Martes, 26 de mayo de 2015 | Hoy
LITERATURA › ANA ARZOUMANIAN DEL VODKA HECHO CON MORAS
La escritora señala que la ficción debería salir “de los espacios cómodos para ir hacia lugares impuros y molestos”. Es lo que hace su novela que, más allá de la memoria de los armenios de la diáspora, asume “la voz del reclamo del presente de la Armenia actual”.
Por Silvina Friera
El extravío en la intemperie, sobre las ruinas fronterizas que proyectan sus sombras en la trama de lo oculto, deviene réquiem de una voz en extinción, la voz de un ex soldado armenio que peleó en la guerra de Karabagh. El conflicto empezó cuando la república de Nagorno Karabagh proclamó su independencia en 1991, meses antes de la caída de la Unión Soviética, y terminó en 1994, aunque nunca llegó la paz a esa zona de Karabagh, cuyo nombre más antiguo es Artsaj y correspondió a una de las quince provincias de la Armenia histórica. “Yo quise que todo se detuviera. Y se detuvo. ¿Cuánto tiempo uno puede seguir sosteniendo las imágenes? Tenía razón Tácito cuando decía que la guerra empieza a perderse por los ojos. Que una guerra la ganan los fantasmas de los soldados muertos”, le cuenta el soldado a una argentina, descendiente de armenios, dos cuerpos sin nombres y con identidades diluidas que intentan sobrepasar los límites amorosos de una corroída geografía en un bello y desgarrador texto anfibio, una suerte de novela lírica, Del vodka hecho con moras (Libros del Zorzal) de Ana Arzoumanian.
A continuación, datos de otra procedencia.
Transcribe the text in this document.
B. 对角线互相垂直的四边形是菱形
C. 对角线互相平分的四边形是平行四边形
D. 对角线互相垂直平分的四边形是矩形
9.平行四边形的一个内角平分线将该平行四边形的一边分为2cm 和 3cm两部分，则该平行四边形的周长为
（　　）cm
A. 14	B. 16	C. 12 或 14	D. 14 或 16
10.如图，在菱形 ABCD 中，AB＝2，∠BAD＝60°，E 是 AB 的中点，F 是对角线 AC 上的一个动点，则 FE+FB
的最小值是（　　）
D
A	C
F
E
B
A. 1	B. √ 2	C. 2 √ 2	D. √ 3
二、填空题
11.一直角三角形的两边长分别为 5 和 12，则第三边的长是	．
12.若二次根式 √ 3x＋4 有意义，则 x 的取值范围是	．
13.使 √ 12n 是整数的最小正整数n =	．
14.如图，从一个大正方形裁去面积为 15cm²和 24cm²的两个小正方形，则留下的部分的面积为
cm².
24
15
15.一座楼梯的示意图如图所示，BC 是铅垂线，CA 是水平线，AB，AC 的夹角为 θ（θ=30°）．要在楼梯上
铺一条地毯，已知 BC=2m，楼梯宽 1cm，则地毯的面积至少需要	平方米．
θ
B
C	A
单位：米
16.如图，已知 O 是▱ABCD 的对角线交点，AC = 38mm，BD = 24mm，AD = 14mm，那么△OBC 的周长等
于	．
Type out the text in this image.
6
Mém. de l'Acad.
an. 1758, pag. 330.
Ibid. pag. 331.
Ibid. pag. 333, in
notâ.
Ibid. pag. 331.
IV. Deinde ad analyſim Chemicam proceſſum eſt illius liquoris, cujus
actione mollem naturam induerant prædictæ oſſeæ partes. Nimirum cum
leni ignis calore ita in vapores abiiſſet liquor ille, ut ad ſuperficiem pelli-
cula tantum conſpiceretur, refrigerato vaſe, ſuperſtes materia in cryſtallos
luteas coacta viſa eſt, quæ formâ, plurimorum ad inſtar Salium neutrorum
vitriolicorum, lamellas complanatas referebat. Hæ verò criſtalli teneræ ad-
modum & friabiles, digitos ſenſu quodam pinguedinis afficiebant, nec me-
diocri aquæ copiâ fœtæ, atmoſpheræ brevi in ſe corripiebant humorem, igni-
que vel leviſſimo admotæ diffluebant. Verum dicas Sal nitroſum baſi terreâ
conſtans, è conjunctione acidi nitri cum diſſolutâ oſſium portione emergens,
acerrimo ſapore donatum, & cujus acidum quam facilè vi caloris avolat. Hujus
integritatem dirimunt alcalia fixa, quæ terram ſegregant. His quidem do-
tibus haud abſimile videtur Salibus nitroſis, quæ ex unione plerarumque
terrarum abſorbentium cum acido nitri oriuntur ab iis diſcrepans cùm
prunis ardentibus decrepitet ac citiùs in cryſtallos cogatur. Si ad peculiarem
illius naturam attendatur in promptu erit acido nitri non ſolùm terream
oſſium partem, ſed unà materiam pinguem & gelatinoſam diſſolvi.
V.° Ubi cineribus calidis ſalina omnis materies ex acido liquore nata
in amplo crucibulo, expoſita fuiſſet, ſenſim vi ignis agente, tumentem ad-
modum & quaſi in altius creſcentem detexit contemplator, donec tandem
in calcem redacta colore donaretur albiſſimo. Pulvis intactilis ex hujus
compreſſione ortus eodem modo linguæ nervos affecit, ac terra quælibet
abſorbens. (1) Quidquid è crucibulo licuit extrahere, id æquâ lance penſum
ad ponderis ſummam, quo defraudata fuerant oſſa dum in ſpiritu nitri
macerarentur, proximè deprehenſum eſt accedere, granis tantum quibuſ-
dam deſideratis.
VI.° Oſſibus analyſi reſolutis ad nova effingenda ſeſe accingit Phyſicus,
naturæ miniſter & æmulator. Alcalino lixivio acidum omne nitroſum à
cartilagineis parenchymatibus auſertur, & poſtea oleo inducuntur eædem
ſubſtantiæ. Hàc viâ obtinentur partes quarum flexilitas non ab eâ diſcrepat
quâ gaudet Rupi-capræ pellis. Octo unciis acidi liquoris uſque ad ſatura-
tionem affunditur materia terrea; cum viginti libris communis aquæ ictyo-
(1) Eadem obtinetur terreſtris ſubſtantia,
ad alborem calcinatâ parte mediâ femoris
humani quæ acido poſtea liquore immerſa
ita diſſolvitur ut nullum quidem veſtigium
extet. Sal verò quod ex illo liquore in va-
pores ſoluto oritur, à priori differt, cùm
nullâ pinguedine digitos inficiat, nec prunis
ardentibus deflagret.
“El libro empezó a escribirse con las visitas que hice a Armenia para tratar de entender qué pasaba ahí –cuenta Arzoumanian a Página/12–. Hay un hueco y una tensión entre los armenios de la diáspora y los armenios de Armenia y yo sentía una cierta desconfianza de unos a otros y quería averiguar por qué. La única manera era meterme profundamente en el texto, que tiene que ver con una cosa amorosa, un amor cruel, una relación especial, rara, entre una armenia de la diáspora y un armenio de Armenia, un encuentro casi imposible. La gente mayor de cincuenta años añora algo que pensaba que era mucho mejor porque tenían los servicios y la salud garantizados y los escritores podían publicar sus libros. Pero con la caída de la Unión Soviética de golpe tuvieron que empezar a competir de una manera que no sabían. Los más jóvenes enseguida se asociaron a nuevas formas. Por un lado, corren detrás del dinero y por otro sienten que el dinero y todo ese mundo es mezquino y snob.” Uno de esos viajes a la tierra de donde huyó su abuelo, el primero que hizo la narradora, poeta, ensayista y traductora, fue en 2010 para la filmación de A-Un diálogo sin fronteras, dirigida por Ignacio Dimattia.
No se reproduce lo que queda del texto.